Chomilo, an internist and pediatrician for Park Nicollet Health Services, said this flu season has been one of the worst his Minnesota practice has seen since the H1N1 virus outbreak in 2009. Some of his patients, healthy adults in their 30s, have been sent to the Intensive Care Unit, relying on ventilators, due to flu complications.
The virus is always changing
Influenza is tricky because the virus changes every year. Sometimes, the dominant strain in a flu season will be more virulent than in previous years, which can impact the number of people infected and the severity of their symptoms.
Most of these changes in the virus are small and insignificant, a process called antigenic drift. That year’s flu vaccine is mostly effective in protecting patients in spite of these small changes, said Melissa Nolan, an assistant professor at the University of South Carolina’s School of Public Health.
Occasionally, the flu undergoes a rare antigenic shift, which results when a completely new strain of virus emerges that human bodies haven’t experienced before, she said.
Savoy compares it to a block party: The body thinks it knows who — or in this case, which virus — will show up, and therefore, which virus it needs to keep out. But if a virus shows up in a completely new getup, it becomes difficult for the body’s “bouncers” — that’s the immune system — to know who to look for and keep out. The stealthy virus can infiltrate easily when the body doesn’t recognize it.

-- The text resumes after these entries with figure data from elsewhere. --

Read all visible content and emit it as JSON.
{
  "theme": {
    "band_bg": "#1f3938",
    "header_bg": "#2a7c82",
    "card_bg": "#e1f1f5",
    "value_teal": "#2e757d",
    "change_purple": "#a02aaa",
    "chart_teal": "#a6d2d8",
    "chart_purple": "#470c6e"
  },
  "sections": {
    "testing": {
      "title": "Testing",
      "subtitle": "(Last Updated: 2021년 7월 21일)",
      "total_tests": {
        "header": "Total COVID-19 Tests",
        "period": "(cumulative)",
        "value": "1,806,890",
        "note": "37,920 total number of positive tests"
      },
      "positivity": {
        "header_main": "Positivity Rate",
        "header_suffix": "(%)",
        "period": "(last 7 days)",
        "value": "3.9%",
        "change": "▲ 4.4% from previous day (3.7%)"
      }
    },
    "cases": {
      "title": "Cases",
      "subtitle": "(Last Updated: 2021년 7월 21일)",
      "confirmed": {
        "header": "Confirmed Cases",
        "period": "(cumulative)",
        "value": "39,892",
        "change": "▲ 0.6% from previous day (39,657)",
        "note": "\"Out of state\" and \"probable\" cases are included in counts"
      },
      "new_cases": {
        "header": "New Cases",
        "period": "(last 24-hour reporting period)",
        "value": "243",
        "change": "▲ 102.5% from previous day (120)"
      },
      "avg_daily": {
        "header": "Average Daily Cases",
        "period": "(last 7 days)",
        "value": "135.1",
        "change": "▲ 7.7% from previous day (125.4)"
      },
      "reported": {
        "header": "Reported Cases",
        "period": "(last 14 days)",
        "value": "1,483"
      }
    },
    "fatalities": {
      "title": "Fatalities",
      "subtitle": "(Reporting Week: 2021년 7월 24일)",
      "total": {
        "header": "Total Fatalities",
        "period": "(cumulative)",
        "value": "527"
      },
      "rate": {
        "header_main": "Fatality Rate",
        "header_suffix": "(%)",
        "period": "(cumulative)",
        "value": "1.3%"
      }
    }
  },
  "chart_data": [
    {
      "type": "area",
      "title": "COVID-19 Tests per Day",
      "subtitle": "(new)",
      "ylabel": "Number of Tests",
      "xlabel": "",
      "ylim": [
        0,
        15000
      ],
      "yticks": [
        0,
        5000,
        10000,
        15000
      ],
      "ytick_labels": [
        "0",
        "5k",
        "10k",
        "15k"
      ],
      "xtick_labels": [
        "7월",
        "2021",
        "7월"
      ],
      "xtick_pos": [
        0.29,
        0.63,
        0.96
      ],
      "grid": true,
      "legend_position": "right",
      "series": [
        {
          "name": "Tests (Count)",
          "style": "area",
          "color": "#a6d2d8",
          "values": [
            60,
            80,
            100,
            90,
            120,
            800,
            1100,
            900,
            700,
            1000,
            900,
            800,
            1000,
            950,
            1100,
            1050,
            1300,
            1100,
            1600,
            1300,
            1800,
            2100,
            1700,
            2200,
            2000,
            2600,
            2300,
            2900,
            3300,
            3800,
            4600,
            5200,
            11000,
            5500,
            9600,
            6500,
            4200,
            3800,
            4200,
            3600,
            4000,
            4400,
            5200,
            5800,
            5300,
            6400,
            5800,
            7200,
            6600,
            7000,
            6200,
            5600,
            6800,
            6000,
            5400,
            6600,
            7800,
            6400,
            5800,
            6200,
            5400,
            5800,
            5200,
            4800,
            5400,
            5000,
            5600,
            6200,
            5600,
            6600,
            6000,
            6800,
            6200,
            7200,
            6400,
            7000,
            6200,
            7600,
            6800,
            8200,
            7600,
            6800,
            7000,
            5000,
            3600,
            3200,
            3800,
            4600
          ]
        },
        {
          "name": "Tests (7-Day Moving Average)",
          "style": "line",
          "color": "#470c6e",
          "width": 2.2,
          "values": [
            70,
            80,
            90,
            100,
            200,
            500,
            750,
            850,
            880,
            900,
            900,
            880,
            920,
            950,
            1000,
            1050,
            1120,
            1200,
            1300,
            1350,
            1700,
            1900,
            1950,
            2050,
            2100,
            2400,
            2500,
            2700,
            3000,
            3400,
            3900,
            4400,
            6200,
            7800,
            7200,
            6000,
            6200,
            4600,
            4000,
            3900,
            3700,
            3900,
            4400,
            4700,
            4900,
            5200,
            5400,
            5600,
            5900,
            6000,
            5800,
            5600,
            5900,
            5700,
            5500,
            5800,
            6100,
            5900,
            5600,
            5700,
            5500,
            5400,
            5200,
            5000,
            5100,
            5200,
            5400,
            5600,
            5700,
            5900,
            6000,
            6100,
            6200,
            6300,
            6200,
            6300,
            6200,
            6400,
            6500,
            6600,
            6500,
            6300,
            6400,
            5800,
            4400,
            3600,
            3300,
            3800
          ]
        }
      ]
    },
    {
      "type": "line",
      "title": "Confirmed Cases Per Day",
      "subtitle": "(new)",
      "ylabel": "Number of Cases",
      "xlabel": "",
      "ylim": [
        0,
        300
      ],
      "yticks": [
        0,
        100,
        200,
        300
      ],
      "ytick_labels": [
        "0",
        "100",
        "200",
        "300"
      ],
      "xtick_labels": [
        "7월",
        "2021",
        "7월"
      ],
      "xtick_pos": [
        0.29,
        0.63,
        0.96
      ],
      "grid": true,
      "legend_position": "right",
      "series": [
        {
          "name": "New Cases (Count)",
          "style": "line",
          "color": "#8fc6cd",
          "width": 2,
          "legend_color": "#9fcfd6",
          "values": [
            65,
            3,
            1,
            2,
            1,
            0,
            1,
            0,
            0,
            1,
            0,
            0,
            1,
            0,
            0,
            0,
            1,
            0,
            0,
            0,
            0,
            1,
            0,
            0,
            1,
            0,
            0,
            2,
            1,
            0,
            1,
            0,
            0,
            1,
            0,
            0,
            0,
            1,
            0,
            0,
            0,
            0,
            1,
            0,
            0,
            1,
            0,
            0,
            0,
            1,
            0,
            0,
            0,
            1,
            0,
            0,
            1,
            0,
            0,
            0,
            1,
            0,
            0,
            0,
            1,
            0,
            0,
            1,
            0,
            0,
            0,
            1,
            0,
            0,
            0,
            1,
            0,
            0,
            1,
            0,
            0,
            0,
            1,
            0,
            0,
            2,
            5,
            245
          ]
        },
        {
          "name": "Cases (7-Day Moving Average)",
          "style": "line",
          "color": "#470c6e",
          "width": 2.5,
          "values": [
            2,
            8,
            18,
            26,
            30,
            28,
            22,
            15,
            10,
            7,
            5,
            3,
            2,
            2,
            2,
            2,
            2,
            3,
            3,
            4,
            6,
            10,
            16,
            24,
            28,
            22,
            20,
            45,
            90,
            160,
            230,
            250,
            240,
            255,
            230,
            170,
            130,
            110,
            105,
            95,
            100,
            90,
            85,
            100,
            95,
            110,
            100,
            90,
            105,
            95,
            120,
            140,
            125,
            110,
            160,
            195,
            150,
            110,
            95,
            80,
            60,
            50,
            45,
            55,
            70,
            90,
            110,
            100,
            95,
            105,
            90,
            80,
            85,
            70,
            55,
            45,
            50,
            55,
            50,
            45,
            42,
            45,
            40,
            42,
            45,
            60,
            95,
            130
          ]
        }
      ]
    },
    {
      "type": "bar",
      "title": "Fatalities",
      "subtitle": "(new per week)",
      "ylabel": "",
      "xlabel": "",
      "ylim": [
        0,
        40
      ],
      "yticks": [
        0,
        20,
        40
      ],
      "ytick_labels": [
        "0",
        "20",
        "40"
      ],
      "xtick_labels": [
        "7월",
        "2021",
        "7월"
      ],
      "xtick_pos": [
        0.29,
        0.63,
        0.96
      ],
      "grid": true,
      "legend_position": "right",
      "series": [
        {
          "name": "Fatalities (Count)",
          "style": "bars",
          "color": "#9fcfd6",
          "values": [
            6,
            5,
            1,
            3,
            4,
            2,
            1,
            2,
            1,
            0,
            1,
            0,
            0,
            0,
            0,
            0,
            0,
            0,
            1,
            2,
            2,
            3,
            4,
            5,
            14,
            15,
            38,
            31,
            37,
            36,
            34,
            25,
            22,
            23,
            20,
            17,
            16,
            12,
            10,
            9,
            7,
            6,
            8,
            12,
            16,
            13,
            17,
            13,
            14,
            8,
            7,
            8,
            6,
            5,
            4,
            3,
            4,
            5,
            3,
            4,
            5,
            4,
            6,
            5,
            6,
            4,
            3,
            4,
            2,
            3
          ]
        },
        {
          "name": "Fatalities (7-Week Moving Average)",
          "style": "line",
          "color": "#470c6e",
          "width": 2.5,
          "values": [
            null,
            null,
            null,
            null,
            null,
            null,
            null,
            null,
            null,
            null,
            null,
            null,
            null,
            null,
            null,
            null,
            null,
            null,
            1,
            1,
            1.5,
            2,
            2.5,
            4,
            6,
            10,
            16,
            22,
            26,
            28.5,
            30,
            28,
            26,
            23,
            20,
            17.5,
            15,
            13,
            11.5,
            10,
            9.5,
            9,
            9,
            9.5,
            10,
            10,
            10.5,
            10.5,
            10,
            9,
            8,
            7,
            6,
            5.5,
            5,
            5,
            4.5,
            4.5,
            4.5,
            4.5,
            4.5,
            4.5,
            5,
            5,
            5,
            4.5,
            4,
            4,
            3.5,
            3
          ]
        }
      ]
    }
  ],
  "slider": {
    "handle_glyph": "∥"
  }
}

Get your flu shot, experts say
To avoid complications from the flu, Savoy, Chomilo and Nolan have the same recommendation: Get vaccinated.
It’s not easy to tell how flu vaccination rates impact the number of people infected, but Savoy said it seems that the years she struggles to get her patients vaccinated are the years when more patients end up hospitalized with the flu, even if the total number of infections doesn’t budge.
Chomilo said some of his most frustrating cases of the flu are in patients who can’t be vaccinated because of preexisting conditions or their age (children under 6 months old can’t be vaccinated).
There are two important reasons to get the flu vaccine, he said — “Protecting yourself and being a good community member.”
Correction: An earlier version of this story misspelled Dr. Margot Savoy’s first name.